Moving onto to the military buildup, the Congresswoman declared that “the U.S. needs Guam’s help again.” The buildup is being down-sized and she reviewed the revisions now underway to the 2006 Roadmap to Realignment.
“The key revision will be a reduction in the estimated number of U.S. Marine Corps forces that will be relocated from Okinawa. What
was once anticipated to be a build-up involving approximately 8,600 Marines and some 9,000 dependents is now expected to be about 5,000 Marines and far fewer dependents.”
“It seems clear” said Bordallo from the recent statements by President Obama and the budget requests made by the Department of Defense that the Administration remains committed to the buildup. However, she cautioned that “it will be in our own interest to present a unified ‘One Guam’ front going forward.”
“It’s time to get on with military build-up,” she declared. The current pause should be viewed “as an opportunity to advance our interests and do this build-up right.”

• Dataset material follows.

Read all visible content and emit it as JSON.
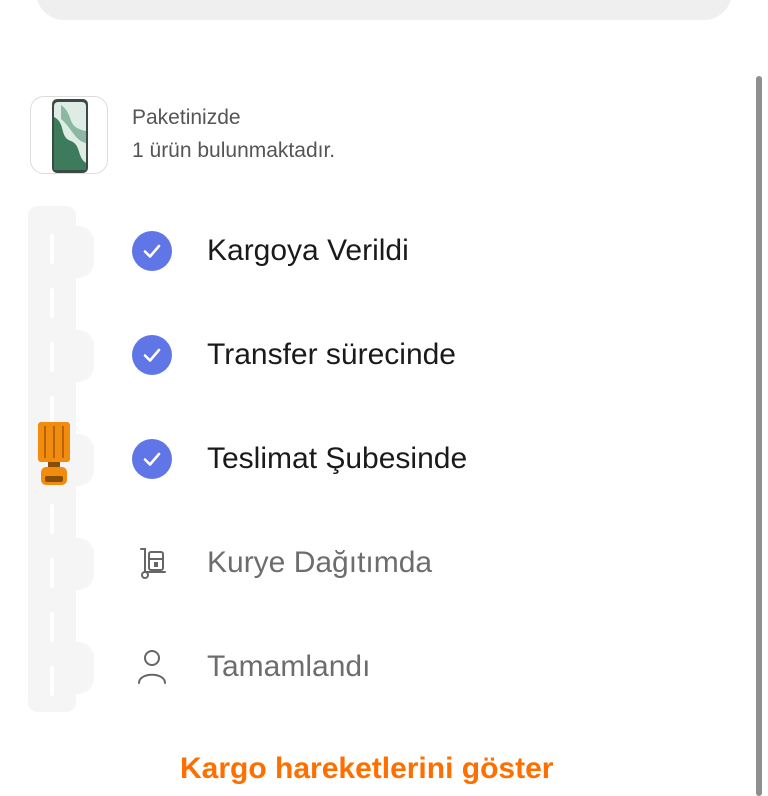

But at the same time she warned that Guam can not “afford to look like we’ve thrown every unmet local need into the basket. Not in these tight budget times,” adding that “in an age of austerity we must be realistic about what we can expect from the defense budget.”
CHINA VISA WAIVER:
The Congresswoman cited progress on the issue of tourism, pointing to the Russia visa waiver Guam has received. But she said “the real goal is to expand our market to Chinese tourists.” And she expressed optimism that “President Obama’s call for a 40% increase this year in tourists from China and Brazil will help make our case for parole authority here on Guam.”
War reparations remains a “top legislative priority” said Bordallo but “unfortunately, last year … the Guam World War II Loyalty Recognition Act, suffered a setback when it was not added as an amendment to the National Defense Authorization bill.”
The War Reparations Bill has passed the House 5 times, only to be defeated in the Senate where “certain fiscally conservative Senators were the obstacle … Fiscal conservatives objected to the legislation on the basis of its cost and they objected to the rationale that the United States should pay this cost in 2012… nothing seemed to satisfy the concerns of fiscal conservatives.”
“It is important that we seek ways to address the underlying inadequacies of the Compacts of Free Association and work to lessen the burden on Guam and other affected jurisdictions.”
And in direct response to Guam GOP Senator Frank Blas Jr., her rival in the upcoming election Bordallo said: “It is extremely unlikely that Congress will ever appropriate $400 to $500 million for Guam’s Compact-Impact costs. First of all, the money is not there. Secondly, our view that we are owed a reimbursement is not shared by Congressional leaders.”
The solution to the problem, suggested Bordallo lies in the kinds of approach suggested by Hawaii Senator Daniel Inouye, which she supports.
Inouye, she said, has called on “the Freely Associated State’s governments to do more in the area of providing health care and education to their own citizens so that there is not such a great demand for these services on Guam.
“For our island family to succeed we must also continue to ardently promote our Chamorro culture and work to protect our unique environment so that the resources we enjoy today are available to future generations.”
“I also remain committed to working with the Obama Administration, Governor Calvo, the Guam Legislature, and leaders in our community to resolve the longstanding issue of Guam’s political status through a legitimate act of political self-determination.”
“I am aware that there are controversial issues regarding the nature of the plebiscite vote and I would prefer we resolve these issues as a family rather than relying on a decision from a federal court.”